Uma visão do XIV Dalai Lama sobre a origem do sofrimento ou insatisfação na vida humana, ou a Segunda Nobre Verdade

“As Quatro Nobre Verdades são o maior fundamento dos ensinamentos Budistas, e é por isso que são tão importantes. Na verdade, se você não entende as Quatro Nobre Verdades, e se você não experimentou a verdade deste ensinamento pessoalmente, é impossível praticar o Dharma de Buda. Por isso eu sempre fico feliz de ter a oportunidade de explicá-las”.
~ o XIV Dalai Lama, Tenzin Gyatso

O XIV Dalai Lama já falou e explicou algumas vezes as Quatro Nobre Verdades do Buda e um dos seus discursos que está publicado na Internet, datado de 7 de outubro de 1981, dado em Dharmasala (Índia) e preservado pelo trabalho do Berzin Archives, explica brevemente a Segunda Nobre Verdade e a origem do sofrimento, tema que viemos explorando aqui em alguns posts. “A origem última é a mente“, diz o Dalai Lama.

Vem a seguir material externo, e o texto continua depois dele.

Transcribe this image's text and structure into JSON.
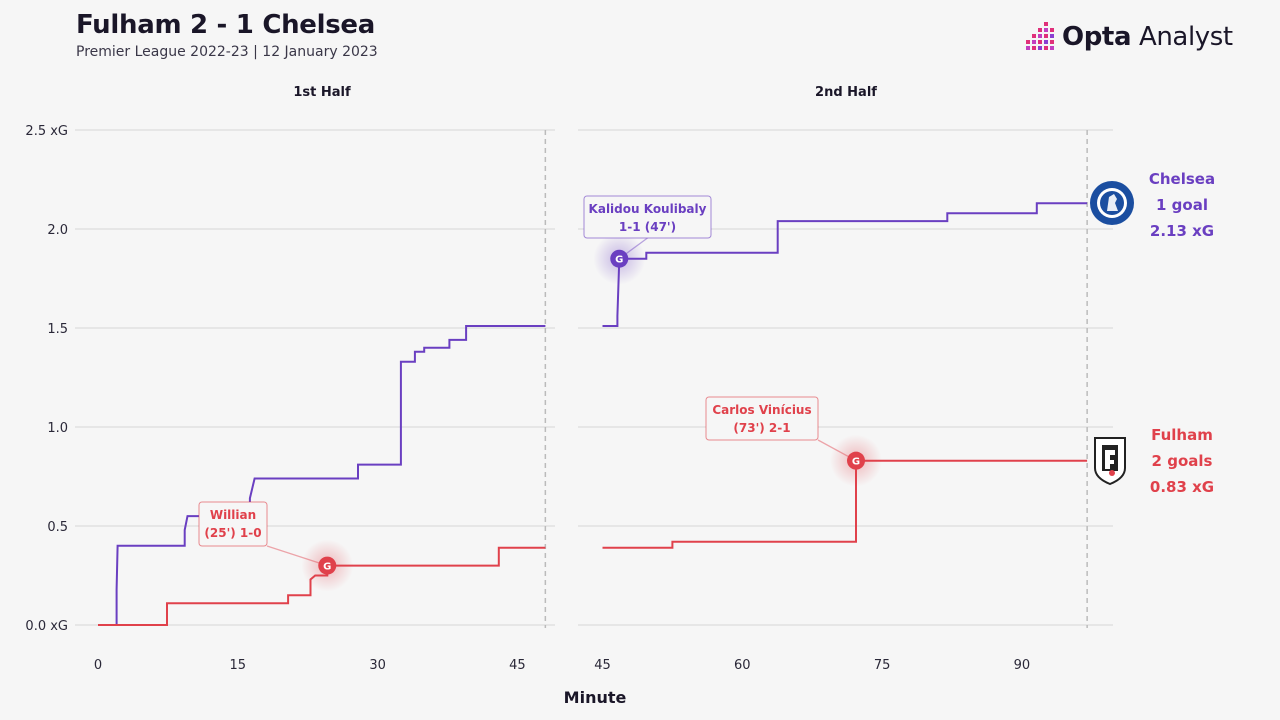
{
  "header": {
    "title": "Fulham 2 - 1 Chelsea",
    "subtitle": "Premier League 2022-23 | 12 January 2023",
    "brand_bold": "Opta",
    "brand_light": " Analyst"
  },
  "colors": {
    "chelsea": "#6a3fc1",
    "fulham": "#e0414b",
    "background": "#f6f6f6",
    "grid": "#dddddd",
    "text": "#1a1628"
  },
  "chart_data": {
    "type": "line",
    "step": true,
    "title": "Fulham 2 - 1 Chelsea",
    "subtitle": "Premier League 2022-23 | 12 January 2023",
    "xlabel": "Minute",
    "panels": [
      {
        "name": "1st Half",
        "xlim": [
          0,
          48
        ],
        "xticks": [
          "0",
          "15",
          "30",
          "45"
        ],
        "end_marker": 48
      },
      {
        "name": "2nd Half",
        "xlim": [
          45,
          98
        ],
        "xticks": [
          "45",
          "60",
          "75",
          "90"
        ],
        "end_marker": 97
      }
    ],
    "ylim": [
      0,
      2.5
    ],
    "yticks": [
      "0.0 xG",
      "0.5",
      "1.0",
      "1.5",
      "2.0",
      "2.5 xG"
    ],
    "grid": true,
    "series": [
      {
        "name": "Chelsea",
        "color": "#6a3fc1",
        "goals_text": "1 goal",
        "xg_text": "2.13 xG",
        "half1": [
          [
            0,
            0
          ],
          [
            2,
            0
          ],
          [
            2,
            0.18
          ],
          [
            2.1,
            0.4
          ],
          [
            9.3,
            0.4
          ],
          [
            9.3,
            0.48
          ],
          [
            9.6,
            0.55
          ],
          [
            16.3,
            0.55
          ],
          [
            16.3,
            0.64
          ],
          [
            16.8,
            0.74
          ],
          [
            27.9,
            0.74
          ],
          [
            27.9,
            0.81
          ],
          [
            32.5,
            0.81
          ],
          [
            32.5,
            1.33
          ],
          [
            34,
            1.33
          ],
          [
            34,
            1.38
          ],
          [
            35,
            1.38
          ],
          [
            35,
            1.4
          ],
          [
            37.7,
            1.4
          ],
          [
            37.7,
            1.44
          ],
          [
            39.5,
            1.44
          ],
          [
            39.5,
            1.51
          ],
          [
            48,
            1.51
          ]
        ],
        "half2": [
          [
            45,
            1.51
          ],
          [
            46.6,
            1.51
          ],
          [
            46.6,
            1.56
          ],
          [
            46.8,
            1.85
          ],
          [
            49.7,
            1.85
          ],
          [
            49.7,
            1.88
          ],
          [
            63.8,
            1.88
          ],
          [
            63.8,
            2.04
          ],
          [
            82,
            2.04
          ],
          [
            82,
            2.08
          ],
          [
            91.6,
            2.08
          ],
          [
            91.6,
            2.13
          ],
          [
            97,
            2.13
          ]
        ]
      },
      {
        "name": "Fulham",
        "color": "#e0414b",
        "goals_text": "2 goals",
        "xg_text": "0.83 xG",
        "half1": [
          [
            0,
            0
          ],
          [
            7.4,
            0
          ],
          [
            7.4,
            0.11
          ],
          [
            20.4,
            0.11
          ],
          [
            20.4,
            0.15
          ],
          [
            22.8,
            0.15
          ],
          [
            22.8,
            0.23
          ],
          [
            23.3,
            0.25
          ],
          [
            24.6,
            0.25
          ],
          [
            24.6,
            0.3
          ],
          [
            43,
            0.3
          ],
          [
            43,
            0.39
          ],
          [
            48,
            0.39
          ]
        ],
        "half2": [
          [
            45,
            0.39
          ],
          [
            52.5,
            0.39
          ],
          [
            52.5,
            0.42
          ],
          [
            72.2,
            0.42
          ],
          [
            72.2,
            0.83
          ],
          [
            97,
            0.83
          ]
        ]
      }
    ],
    "goals": [
      {
        "team": "Fulham",
        "half": 1,
        "minute": 24.6,
        "xg": 0.3,
        "label_line1": "Willian",
        "label_line2": "(25') 1-0",
        "marker": "G"
      },
      {
        "team": "Chelsea",
        "half": 2,
        "minute": 46.8,
        "xg": 1.85,
        "label_line1": "Kalidou Koulibaly",
        "label_line2": "1-1 (47')",
        "marker": "G"
      },
      {
        "team": "Fulham",
        "half": 2,
        "minute": 72.2,
        "xg": 0.83,
        "label_line1": "Carlos Vinícius",
        "label_line2": "(73') 2-1",
        "marker": "G"
      }
    ]
  }
}
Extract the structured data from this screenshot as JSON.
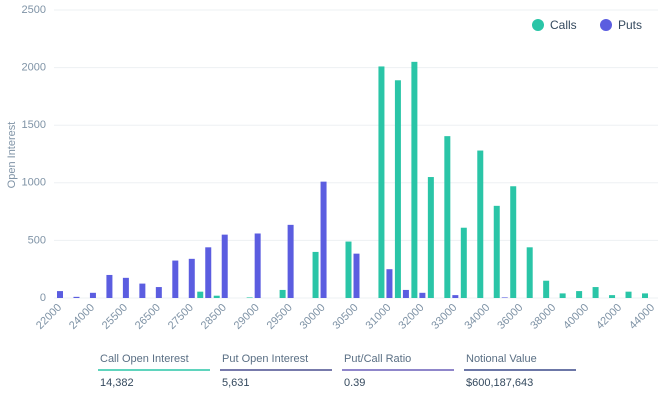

Em seguida, explica como o modo como a mente “se apodera” das coisas e transforma a realidade, acabando por criar identidade, possessividade e sofrimento. Ele não cita nominalmente a impermanência (anicca), um dos três fatos básicos da existência segundo o Budismo (junto com o próprio sofrimento ou insatisfação, dukkha, e a insusbtancialidade do eu ou o não-eu, anatta), mas está exposto claramente no modo como ele descreve a mente – como tomamos as coisas por sólidas (e permanentes).

Curiosamente, o Dalai Lama não cita a palavra desejo e nem mesmo a “sede” (tanha), como está no discurso do Buda tal qual preservado do Pali. Concentrando-se na ignorância e nos caminhos desvirtuados da mente, o ensinamento é simples e elucidador, formando um panorama mais amplo e claro para nossa compreensão sobre o assunto.

O Dalai Lama também já escreveu um livro sobre o assunto, intitulado “Four Noble Truths” (1996), disponível na Amazon, e também há vídeos no site oficial com ensinamentos dados em outubro de 2009, também em Dharamsala (Índia), que podem ser assistidos na íntegra em inglês aqui.

Segue o texto, conforme traduzido originalmente por Alexander Berzin.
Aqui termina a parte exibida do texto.